Mr. Karunasena held that ICTA was prioritising stability and data integrity over speed of restoration to protect against potential cascading failures. The recovery involves two tracks: immediately migrating priority services to a new advanced environment, and separately fixing the original failure. “The expectation is that all systems will be fully restored within a few days.”
Responding to a question on metrics used to quantify the impacts of disruptions of this nature, Mr. Karunasena noted that “system uptime” was a key performance indicator, and several approaches are used to translate downtime to cost impact.
This is measured through: (i) service impact duration—uptime percentage and hours of unavailability, (ii) operational impact—transactions delayed or manually processed, and (iii) economic and citizen costs—lost digital revenues, manual processing expenses, and additional user costs.
“These metrics will be compiled as part of a post-incident review.”
Mr. Karunasena also added that operational excellence and user experience are central to Sri Lanka’s Digital Economy Blueprint and government digital transformation. “A Service Continuity Index tracking availability and cost metrics across mission-critical systems will be institutionalised within this framework.”
According to media releases by ICTA over the last week, manual alternatives, such as obtaining certificate copies from Divisional Secretariats, were made available to the public during the outage. However, long queues were reported outside several key government document institutions over the last week. The press release also stated that the next phase of LGC modernisation and expansion, which began in October 2025, is underway and will deliver expanded capacity with advanced technology and industry-standard resilience.
The outage comes as Sri Lanka heavily promotes its digital economy agenda. Experts note that inadequate trilingual communication and recurring outages undermine citizen confidence.
“A disruption of this nature is no doubt damaging to citizen and stakeholder confidence,” acknowledged Dr. Hans Wijayasuriya, Executive Director of the Information and Communication Technology Agency (ICTA). He said that ICTA is accountable not only for restoring affected systems and taking corrective measures, but also for rebuilding public trust through the creation of resilient infrastructure and operational capabilities required across government systems.

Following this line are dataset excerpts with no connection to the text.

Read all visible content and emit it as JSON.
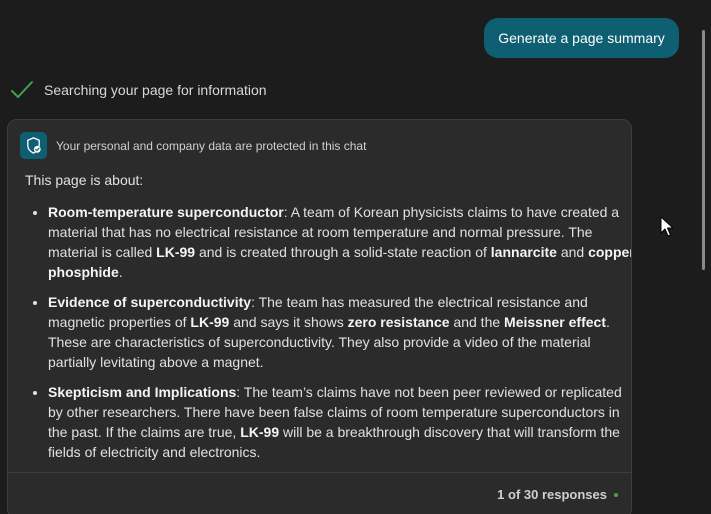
{
  "user_message": {
    "text": "Generate a page summary"
  },
  "status": {
    "icon": "check-icon",
    "text": "Searching your page for information"
  },
  "answer": {
    "privacy": {
      "icon": "shield-icon",
      "text": "Your personal and company data are protected in this chat"
    },
    "intro": "This page is about:",
    "bullets": [
      {
        "segments": [
          {
            "text": "Room-temperature superconductor",
            "bold": true
          },
          {
            "text": ": A team of Korean physicists claims to have created a material that has no electrical resistance at room temperature and normal pressure. The material is called ",
            "bold": false
          },
          {
            "text": "LK-99",
            "bold": true
          },
          {
            "text": " and is created through a solid-state reaction of ",
            "bold": false
          },
          {
            "text": "lannarcite",
            "bold": true
          },
          {
            "text": " and ",
            "bold": false
          },
          {
            "text": "copper phosphide",
            "bold": true
          },
          {
            "text": ".",
            "bold": false
          }
        ]
      },
      {
        "segments": [
          {
            "text": "Evidence of superconductivity",
            "bold": true
          },
          {
            "text": ": The team has measured the electrical resistance and magnetic properties of ",
            "bold": false
          },
          {
            "text": "LK-99",
            "bold": true
          },
          {
            "text": " and says it shows ",
            "bold": false
          },
          {
            "text": "zero resistance",
            "bold": true
          },
          {
            "text": " and the ",
            "bold": false
          },
          {
            "text": "Meissner effect",
            "bold": true
          },
          {
            "text": ". These are characteristics of superconductivity. They also provide a video of the material partially levitating above a magnet.",
            "bold": false
          }
        ]
      },
      {
        "segments": [
          {
            "text": "Skepticism and Implications",
            "bold": true
          },
          {
            "text": ": The team’s claims have not been peer reviewed or replicated by other researchers. There have been false claims of room temperature superconductors in the past. If the claims are true, ",
            "bold": false
          },
          {
            "text": "LK-99",
            "bold": true
          },
          {
            "text": " will be a breakthrough discovery that will transform the fields of electricity and electronics.",
            "bold": false
          }
        ]
      }
    ],
    "footer": {
      "counter": "1 of 30 responses"
    }
  },
  "colors": {
    "background": "#1c1c1c",
    "card": "#2b2b2b",
    "accent": "#0e5f72",
    "check": "#3fa34d"
  }
}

Dr. Wijayasuriya stressed that maintaining data integrity remains the agency’s highest priority throughout the recovery process, describing it as “the cornerstone of citizen trust.” While the current focus is on restoring the affected services, he said ICTA’s longer-term commitment lies in strengthening Sri Lanka’s digital infrastructure under the national Digital Economy Blueprint. The new architecture, he explained, is being designed to address gaps in both infrastructure and operational frameworks that were exposed by the recent system failure. Several programmes tied to the Blueprint are already in motion.
“Digital infrastructure must evolve alongside adoption,” Dr. Wijayasuriya noted, adding that this requires timely investment and execution. He pointed out that public confidence is built not merely by avoiding disruptions, but by demonstrating resilience when technological failures occur.

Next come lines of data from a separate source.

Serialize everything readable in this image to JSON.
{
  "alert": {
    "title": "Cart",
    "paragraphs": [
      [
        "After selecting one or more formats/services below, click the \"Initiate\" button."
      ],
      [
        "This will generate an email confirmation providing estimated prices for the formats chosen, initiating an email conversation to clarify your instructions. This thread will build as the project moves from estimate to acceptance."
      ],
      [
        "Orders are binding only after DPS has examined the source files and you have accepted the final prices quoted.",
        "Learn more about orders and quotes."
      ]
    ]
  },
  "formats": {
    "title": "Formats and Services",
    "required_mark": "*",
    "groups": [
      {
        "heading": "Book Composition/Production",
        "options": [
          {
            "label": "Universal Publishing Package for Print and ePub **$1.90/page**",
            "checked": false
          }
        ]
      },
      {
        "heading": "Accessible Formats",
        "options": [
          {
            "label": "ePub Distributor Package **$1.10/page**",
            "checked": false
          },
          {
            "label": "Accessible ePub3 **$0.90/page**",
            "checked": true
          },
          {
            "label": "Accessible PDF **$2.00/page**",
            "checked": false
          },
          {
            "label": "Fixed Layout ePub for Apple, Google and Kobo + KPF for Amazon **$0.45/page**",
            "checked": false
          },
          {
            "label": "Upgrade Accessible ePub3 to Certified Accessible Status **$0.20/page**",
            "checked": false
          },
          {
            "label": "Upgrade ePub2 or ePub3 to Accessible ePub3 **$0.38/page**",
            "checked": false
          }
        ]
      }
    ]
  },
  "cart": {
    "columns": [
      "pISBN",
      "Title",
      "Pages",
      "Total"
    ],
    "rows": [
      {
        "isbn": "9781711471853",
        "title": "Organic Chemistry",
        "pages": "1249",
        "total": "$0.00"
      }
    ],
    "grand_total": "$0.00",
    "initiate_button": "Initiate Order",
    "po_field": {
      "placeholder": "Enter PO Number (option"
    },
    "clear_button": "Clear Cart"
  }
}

Outlining ICTA’s plans, Dr. Wijayasuriya said the upcoming National Digital Infrastructure Reliability Framework will include redundancy tiers, independent failover mechanisms, and cloud diversity to safeguard critical systems. The Digital Infrastructure layer will also feature a 24×7 Government Network Operations Centre (NNOC) for continuous monitoring and rapid incident response.
He added that the future environment will align with Sri Lanka’s sovereign cloud strategy, ensuring local redundancy for critical workloads. Partnerships with expert technology providers—both local and global—will be formalised through clear service-level commitments, technology standards, and operational KPIs. These models, he said, would help ensure Sri Lanka’s digital infrastructure remains “state of the art, resilient, and capable of meeting the demands of institutions and citizens.”